JAKARTA, Kalimantanpost.com – Mahkamah Agung menyatakan kebijakan pemberian rehabilitasi kepada tiga terdakwa kasus korupsi kerja sama usaha dan akuisisi PT Jembatan Nusantara oleh PT ASDP Indonesia Ferry (Persero) merupakan hak istimewa Presiden.
“Rehabilitasi itu hak istimewa yang diberikan kepada Presiden oleh Undang-Undang Dasar, yaitu Pasal 14 ayat (1),” ucap Juru Bicara Mahkamah Agung (MA) Yanto dalam konferensi pers di Media Center MA, Jakarta, Rabu (26/11/2025).
Adapun pasal yang dimaksud Yanto berbunyi “Presiden memberi grasi dan rehabilitasi dengan memperhatikan pertimbangan MA”.
Menurut ia, rehabilitasi itu diberikan dengan pertimbangan untuk kepentingan yang lebih besar.

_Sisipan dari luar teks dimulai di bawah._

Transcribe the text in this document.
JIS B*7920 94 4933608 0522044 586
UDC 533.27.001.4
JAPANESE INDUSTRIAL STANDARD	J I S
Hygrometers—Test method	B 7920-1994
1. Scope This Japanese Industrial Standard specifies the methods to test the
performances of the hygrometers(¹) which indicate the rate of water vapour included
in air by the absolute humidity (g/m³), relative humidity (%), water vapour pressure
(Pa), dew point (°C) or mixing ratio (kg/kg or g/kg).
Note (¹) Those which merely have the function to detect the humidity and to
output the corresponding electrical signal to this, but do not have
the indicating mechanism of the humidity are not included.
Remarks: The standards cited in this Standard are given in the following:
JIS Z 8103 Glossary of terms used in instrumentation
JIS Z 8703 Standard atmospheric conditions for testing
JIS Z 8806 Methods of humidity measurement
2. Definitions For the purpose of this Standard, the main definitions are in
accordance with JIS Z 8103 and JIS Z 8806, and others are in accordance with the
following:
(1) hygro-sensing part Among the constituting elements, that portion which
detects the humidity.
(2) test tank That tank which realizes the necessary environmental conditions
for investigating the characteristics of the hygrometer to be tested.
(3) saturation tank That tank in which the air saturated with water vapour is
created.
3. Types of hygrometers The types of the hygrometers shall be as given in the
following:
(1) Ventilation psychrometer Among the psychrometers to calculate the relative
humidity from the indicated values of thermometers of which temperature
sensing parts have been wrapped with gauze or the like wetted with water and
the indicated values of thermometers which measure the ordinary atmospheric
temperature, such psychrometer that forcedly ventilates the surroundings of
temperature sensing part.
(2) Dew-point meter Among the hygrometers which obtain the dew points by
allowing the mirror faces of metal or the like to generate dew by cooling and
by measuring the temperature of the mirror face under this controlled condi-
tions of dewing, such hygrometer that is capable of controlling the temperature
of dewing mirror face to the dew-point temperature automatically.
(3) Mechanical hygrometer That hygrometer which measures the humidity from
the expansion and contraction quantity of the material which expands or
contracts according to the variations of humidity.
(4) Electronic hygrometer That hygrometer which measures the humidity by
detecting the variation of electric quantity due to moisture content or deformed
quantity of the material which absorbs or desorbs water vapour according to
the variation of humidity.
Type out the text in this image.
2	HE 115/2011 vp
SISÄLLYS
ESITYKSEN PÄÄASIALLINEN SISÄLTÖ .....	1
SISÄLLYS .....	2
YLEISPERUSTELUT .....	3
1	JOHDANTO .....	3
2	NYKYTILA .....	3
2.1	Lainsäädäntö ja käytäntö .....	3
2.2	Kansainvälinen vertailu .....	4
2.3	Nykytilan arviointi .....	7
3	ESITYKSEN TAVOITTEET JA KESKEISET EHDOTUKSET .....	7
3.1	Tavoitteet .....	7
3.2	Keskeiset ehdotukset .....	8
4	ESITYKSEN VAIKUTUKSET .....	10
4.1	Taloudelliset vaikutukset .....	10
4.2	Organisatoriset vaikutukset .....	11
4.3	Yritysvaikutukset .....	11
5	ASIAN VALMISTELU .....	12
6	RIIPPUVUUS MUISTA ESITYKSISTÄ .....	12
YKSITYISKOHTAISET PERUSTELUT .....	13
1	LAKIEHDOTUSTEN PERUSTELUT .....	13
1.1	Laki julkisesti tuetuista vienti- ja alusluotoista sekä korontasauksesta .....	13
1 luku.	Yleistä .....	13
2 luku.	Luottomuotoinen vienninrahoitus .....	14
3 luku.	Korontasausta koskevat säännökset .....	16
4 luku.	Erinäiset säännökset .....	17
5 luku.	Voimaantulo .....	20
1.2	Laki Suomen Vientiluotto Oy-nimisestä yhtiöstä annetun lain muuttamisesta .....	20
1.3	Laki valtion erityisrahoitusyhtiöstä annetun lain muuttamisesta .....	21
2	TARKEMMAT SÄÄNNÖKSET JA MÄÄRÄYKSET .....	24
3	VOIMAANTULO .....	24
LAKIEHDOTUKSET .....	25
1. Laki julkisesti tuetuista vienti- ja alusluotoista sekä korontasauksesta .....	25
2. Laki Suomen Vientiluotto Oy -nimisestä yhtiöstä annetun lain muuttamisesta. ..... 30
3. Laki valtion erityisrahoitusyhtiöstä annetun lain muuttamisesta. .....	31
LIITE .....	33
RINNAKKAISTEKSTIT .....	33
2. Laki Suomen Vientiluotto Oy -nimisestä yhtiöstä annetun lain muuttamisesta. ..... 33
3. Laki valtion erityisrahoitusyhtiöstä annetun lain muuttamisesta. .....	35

“Tentunya dengan pertimbangan yang lebih besar, untuk kepentingan yang lebih besar. Barangkali kepentingan lebih besar, kepentingan nasional. Itu hak istimewa yang diberikan kepada presiden oleh konstitusi kita,” ucapnya.
Sementara itu, ketika dimintai penjelasan mengenai pertimbangan MA dalam pemberian rehabilitasi kepada para terdakwa kasus ASDP itu, Yanto tidak memberikan keterangan lebih rinci.
“Saya belum baca juga pertimbangannya, kan yang membikin biasanya ditunjuk itu, ya, ditunjuk hakim agung A, hakim agung B. Biasanya ditunjuk. Kebetulan saya enggak ditunjuk, jadi kalau ditanya isinya seperti apa, ya, harus ditanya yang membuat,” tuturnya.
Sebelumnya, Presiden Prabowo Subianto telah menandatangani surat rehabilitasi bagi tiga terdakwa yang tersangkut dalam perkara hukum PT ASDP Indonesia Ferry.
Keputusan tersebut disampaikan Wakil Ketua DPR RI Sufmi Dasco Ahmad dalam keterangan persnya bersama Menteri Sekretaris Negara Prasetyo Hadi dan Sekretaris Kabinet Teddy Indra Wijaya di Kantor Presiden, Jakarta, Selasa (25/11).
“Dari hasil komunikasi dengan pihak pemerintah, alhamdulillah ada hari ini, Presiden Republik Indonesia, Bapak Prabowo Subianto telah menandatangani surat rehabilitasi terhadap tiga nama tersebut,” katanya.
Ia mengatakan Presiden telah mengamati rangkaian komunikasi antara DPR dan pemerintah terkait dinamika kasus yang mencuat sejak Juli 2024 itu.
Sejak kasus ASDP bergulir, jelas Dasco, DPR menerima berbagai pengaduan dan aspirasi.
Tiga terdakwa telah dijatuhkan hukuman penjara dalam kasus tersebut, yakni Ira Puspadewi divonis pidana 4 tahun dan 6 bulan, sementara Yusuf Hadi dan Harry Muhammad dihukum masing-masing 4 tahun penjara.
Para terdakwa juga dijatuhi hukuman denda, yakni Rp500 juta subsider tiga bulan kurungan untuk Ira, serta masing-masing Rp250 juta subsider tiga bulan kurungan untuk Yusuf dan Harry.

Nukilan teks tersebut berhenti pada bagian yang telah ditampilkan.